SES-GO - Secretaria de Estado de Saúde de Goiás — Prova 2025
Crianças e adolescentes ao apresentarem quadro de miocardite viral, mostram-nos certas particularidades na sua etiologia e, ao mesmo tempo, têm seu diagnóstico subestimado.Uma vez feito o diagnóstico de miocardite aguda, qual o principal tratamento a ser imediatamente instituído e que contribuirá com a recuperação da função ventricular da criança?
Miocardite aguda pediátrica + disfunção ventricular → Imunoglobulina (IVIG) para imunomodulação.
A imunoglobulina intravenosa (IVIG) atua na modulação da resposta inflamatória e na neutralização viral, auxiliando na recuperação da função sistólica ventricular em casos de miocardite aguda.

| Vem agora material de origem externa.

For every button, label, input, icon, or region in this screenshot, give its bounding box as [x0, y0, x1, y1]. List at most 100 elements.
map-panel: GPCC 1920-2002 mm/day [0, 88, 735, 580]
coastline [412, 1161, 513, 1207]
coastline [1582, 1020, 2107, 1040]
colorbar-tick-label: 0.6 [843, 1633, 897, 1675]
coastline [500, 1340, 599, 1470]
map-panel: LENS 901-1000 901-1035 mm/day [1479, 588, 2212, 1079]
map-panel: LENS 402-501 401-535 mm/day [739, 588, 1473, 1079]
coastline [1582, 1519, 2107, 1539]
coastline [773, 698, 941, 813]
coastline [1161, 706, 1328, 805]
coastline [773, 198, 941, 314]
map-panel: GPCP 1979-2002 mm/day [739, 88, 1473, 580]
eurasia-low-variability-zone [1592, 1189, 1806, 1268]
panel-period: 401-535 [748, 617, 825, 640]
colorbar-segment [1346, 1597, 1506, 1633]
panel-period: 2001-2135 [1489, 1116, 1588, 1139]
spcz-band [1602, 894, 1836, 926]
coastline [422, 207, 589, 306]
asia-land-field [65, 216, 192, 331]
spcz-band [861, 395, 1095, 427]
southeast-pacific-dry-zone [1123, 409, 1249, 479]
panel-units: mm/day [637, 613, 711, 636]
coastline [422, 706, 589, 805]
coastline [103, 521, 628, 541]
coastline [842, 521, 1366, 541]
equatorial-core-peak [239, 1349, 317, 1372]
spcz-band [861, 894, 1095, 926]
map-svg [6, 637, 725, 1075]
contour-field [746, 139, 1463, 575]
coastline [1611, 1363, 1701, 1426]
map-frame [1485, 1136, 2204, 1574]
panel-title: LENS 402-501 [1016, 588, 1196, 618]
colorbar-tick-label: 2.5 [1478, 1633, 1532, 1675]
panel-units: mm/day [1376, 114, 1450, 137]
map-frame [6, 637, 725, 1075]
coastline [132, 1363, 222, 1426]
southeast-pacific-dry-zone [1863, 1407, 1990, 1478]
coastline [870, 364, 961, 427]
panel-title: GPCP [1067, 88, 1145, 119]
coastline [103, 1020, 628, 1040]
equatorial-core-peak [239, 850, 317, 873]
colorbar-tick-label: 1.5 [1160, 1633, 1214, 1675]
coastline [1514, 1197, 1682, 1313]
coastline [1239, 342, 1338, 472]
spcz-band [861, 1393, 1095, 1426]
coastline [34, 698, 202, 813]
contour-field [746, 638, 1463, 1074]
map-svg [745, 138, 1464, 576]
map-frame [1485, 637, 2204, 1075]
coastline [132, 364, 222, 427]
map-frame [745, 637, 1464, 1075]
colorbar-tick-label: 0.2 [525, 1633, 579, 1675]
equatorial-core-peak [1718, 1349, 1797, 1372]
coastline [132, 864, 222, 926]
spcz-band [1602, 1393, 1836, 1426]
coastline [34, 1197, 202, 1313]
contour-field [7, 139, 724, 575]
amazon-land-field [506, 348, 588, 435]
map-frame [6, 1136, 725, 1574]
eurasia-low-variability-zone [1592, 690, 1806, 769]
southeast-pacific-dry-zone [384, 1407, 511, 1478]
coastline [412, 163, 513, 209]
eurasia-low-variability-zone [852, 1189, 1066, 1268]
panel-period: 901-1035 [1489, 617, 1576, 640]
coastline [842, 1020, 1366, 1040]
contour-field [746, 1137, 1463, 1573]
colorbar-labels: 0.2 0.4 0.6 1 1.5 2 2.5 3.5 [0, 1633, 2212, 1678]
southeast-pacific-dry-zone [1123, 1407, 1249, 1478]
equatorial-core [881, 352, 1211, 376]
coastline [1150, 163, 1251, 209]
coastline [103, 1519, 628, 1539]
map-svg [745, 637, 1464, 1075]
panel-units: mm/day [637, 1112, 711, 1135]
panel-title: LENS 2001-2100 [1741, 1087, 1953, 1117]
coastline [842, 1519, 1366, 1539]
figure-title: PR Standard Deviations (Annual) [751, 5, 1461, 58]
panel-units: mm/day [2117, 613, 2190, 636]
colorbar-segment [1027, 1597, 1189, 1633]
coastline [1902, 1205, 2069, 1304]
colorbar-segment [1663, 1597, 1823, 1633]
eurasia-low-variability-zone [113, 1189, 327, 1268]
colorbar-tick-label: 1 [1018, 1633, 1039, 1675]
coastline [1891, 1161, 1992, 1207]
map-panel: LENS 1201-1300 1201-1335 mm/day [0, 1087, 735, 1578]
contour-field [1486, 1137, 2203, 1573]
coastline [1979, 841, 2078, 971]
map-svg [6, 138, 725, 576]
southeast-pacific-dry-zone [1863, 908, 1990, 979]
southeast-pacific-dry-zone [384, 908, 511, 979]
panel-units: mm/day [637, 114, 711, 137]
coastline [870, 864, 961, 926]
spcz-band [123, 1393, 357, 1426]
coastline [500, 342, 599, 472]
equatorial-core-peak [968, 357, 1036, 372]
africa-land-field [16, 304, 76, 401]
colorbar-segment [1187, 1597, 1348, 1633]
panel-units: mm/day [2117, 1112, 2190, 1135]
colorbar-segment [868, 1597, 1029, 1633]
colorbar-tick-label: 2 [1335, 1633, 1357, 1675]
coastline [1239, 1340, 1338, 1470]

A miocardite viral é uma das principais causas de insuficiência cardíaca aguda e cardiomiopatia dilatada adquirida em crianças. A patogênese ocorre em fases: lesão viral direta inicial, seguida por uma resposta imune inata e, posteriormente, uma resposta imune adaptativa que pode persistir e causar dano crônico. O tratamento visa o suporte hemodinâmico (inotrópicos se necessário) e a redução da inflamação miocárdica. Embora o uso de corticoides seja controverso em algumas diretrizes, a IVIG é amplamente aceita no cenário pediátrico agudo. O prognóstico varia, mas crianças que sobrevivem à fase aguda fulminante frequentemente apresentam boa recuperação da função cardíaca a longo prazo.
A Imunoglobulina Intravenosa (IVIG) é utilizada na miocardite aguda pediátrica por suas propriedades imunomoduladoras e anti-inflamatórias. Ela ajuda a reduzir a produção de citocinas pró-inflamatórias, neutraliza anticorpos patogênicos e pode ter efeito antiviral direto. Estudos sugerem que o uso precoce de altas doses de IVIG (geralmente 2g/kg) está associado a uma recuperação mais rápida da fração de ejeção do ventrículo esquerdo e melhora da sobrevida em crianças com miocardite fulminante.
Historicamente, os Enterovírus (como o Coxsackie B) eram os mais comuns. Atualmente, com o avanço das técnicas de PCR em biópsias endomiocárdicas, o Parvovírus B19 e o Herpesvírus Humano 6 (HHV-6) têm sido frequentemente identificados. Outros vírus como Adenovírus, Influenza e, mais recentemente, o SARS-CoV-2 também são causas importantes de inflamação miocárdica em pediatria.
O diagnóstico de miocardite em crianças é desafiador pois os sintomas iniciais são inespecíficos, como irritabilidade, má aceitação alimentar e sintomas respiratórios que mimetizam pneumonia ou asma. Sinais de alerta incluem taquicardia desproporcional à febre, ritmo de galope, hepatomegalia e desconforto respiratório. Exames complementares mostram elevação de troponinas, alterações de ST-T no ECG e disfunção ventricular ou derrame pericárdico no ecocardiograma.